Did you see Hilary Benn’s speech to parliament at the end of the Syria debate? It was quite a barnstorming performance, fantastic rehetoric, brilliantly argued. Unfortunately he drew the wrong conclusions and voted the wrong way.
I was going to use this column to reflect on South Leeds Life’s fifth birthday and look back over what we’ve achieved on this website. That just seems a bit self indulgent in the light of events, so instead I want to look at why Britain is mistaken to bomb Syria.
It’s not that I don’t want to see an end to ISIL/Daesh. I think that’s the right thing to call them, not the so-called Islamic State. Apparently they hate being called Daesh, so that’s good enough for me. As for Cameron’s disgusting slur that anyone opposed to bombing Syria was a “terrorist sympathiser”, these were the words of a scared bully, not a statesman.
I’m opposed to bombing Syria for a number of reasons. Like crime in a multi-storey car park, it’s wrong on so many levels. The first is that it won’t work militarily. I mentioned a few weeks ago that a clear lesson of military history is that you need ground forces to take and hold territory. Air cover is very important to assist them, but bombing on its own will do nothing. As one commentator has said ‘assets’ that are ‘degraded’ can be re-graded if they are not taken into control, just look at Britain after the blitz.
So who is going to provide the ‘boots on the ground’. The Free Syrian Army, even if it can muster 70,000 fighters, is not in a position to march across the country to mount an assault on Raqqa, the ISIL/Daesh ‘capital’. They are tied down in fights with other groups and Assad’s army, mostly defending their own neighbourhoods.
There are three candidates to fulfil the role but is Britain really likely to ally with Iran, Russia or Assad? So either Cameron is not serious about defeating ISIL/Daesh and is playing politics, or these attacks will end up with another western invasion.
If there’s one lesson that must be obvious to all after the Iraq war, it is that you need a strategy to win the peace. Re-establishing civil society is much more difficult than the military victory it must follow. I have seen no plan for what should happen in the region once ISIL/Daesh is destroyed. You can’t just go back to how things were, you must deal with the Assad regime, you must deal with the question of Kurdistan – an area that covers parts of northern Iraq, eastern Syria and south eastern Turkey.
The bombing as started, but remember that however precise your bombs are you will kill innocent victims. If the bombs don’t destroy ISIL/Daesh (which they won’t on their own) the families of those innocent victims will have continue living under their rule and may even grow to support ISIL/Daesh.
Surely showing solidarity with France is important? Maybe, but who is your audience? ISIL/Daesh remind me of Millwall fans wallowing in the ‘nobody loves us, everybody hates us’ notoriety. Am I being too cynical to suggest that Cameron needs French support for his proposed EU reforms?

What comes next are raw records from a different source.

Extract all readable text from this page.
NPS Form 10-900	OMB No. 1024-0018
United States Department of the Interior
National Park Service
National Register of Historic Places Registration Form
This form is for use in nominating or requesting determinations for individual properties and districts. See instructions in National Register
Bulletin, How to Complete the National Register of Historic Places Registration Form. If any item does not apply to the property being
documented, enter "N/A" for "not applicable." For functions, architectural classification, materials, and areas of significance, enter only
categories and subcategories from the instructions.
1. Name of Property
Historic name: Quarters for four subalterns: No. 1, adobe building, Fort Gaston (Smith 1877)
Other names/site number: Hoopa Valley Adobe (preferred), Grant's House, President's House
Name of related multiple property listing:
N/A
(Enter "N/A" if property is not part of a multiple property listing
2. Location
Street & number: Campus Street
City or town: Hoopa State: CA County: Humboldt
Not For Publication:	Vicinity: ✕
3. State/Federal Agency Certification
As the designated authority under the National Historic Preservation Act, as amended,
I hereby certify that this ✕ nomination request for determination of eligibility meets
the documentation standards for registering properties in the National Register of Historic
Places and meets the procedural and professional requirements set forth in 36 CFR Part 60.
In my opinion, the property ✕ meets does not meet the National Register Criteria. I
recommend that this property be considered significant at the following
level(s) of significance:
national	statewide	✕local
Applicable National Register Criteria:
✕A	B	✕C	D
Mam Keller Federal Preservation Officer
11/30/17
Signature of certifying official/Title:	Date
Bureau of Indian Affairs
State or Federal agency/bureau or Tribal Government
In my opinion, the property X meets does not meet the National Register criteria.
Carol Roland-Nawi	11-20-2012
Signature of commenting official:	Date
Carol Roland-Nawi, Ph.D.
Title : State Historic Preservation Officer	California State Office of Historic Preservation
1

Bombing Syria will not make Britain safer. The terrorists who murdered so many in Paris didn’t come from Syria, they came from Brussels. That leads me onto my biggest concern – what will it do to community relations in Britain and especially here in Hilary Benn’s constituency of Leeds Central?
The decision to bomb Syria, following on from disastrous wars in Afghanistan and Iraq, makes it easier for those intent on radicalising young British Muslims. Once again Britain is attacking a predominantly Muslim country, link that to the poorer job prospects, educational attainment, health outcomes, etc that British people of south Asian heritage face and it becomes only a few steps to take from disaffected to radicalised.
We don’t need to add fuel to that particular fire, we need to ensure that every British citizen feels they belong in Britain and have a part to play in our society and a fair share of our prosperity.
If we can’t change British foreign policy, at least in the short term, we can do our bit locally to challenge racism and Islamophobia. We must redouble our efforts.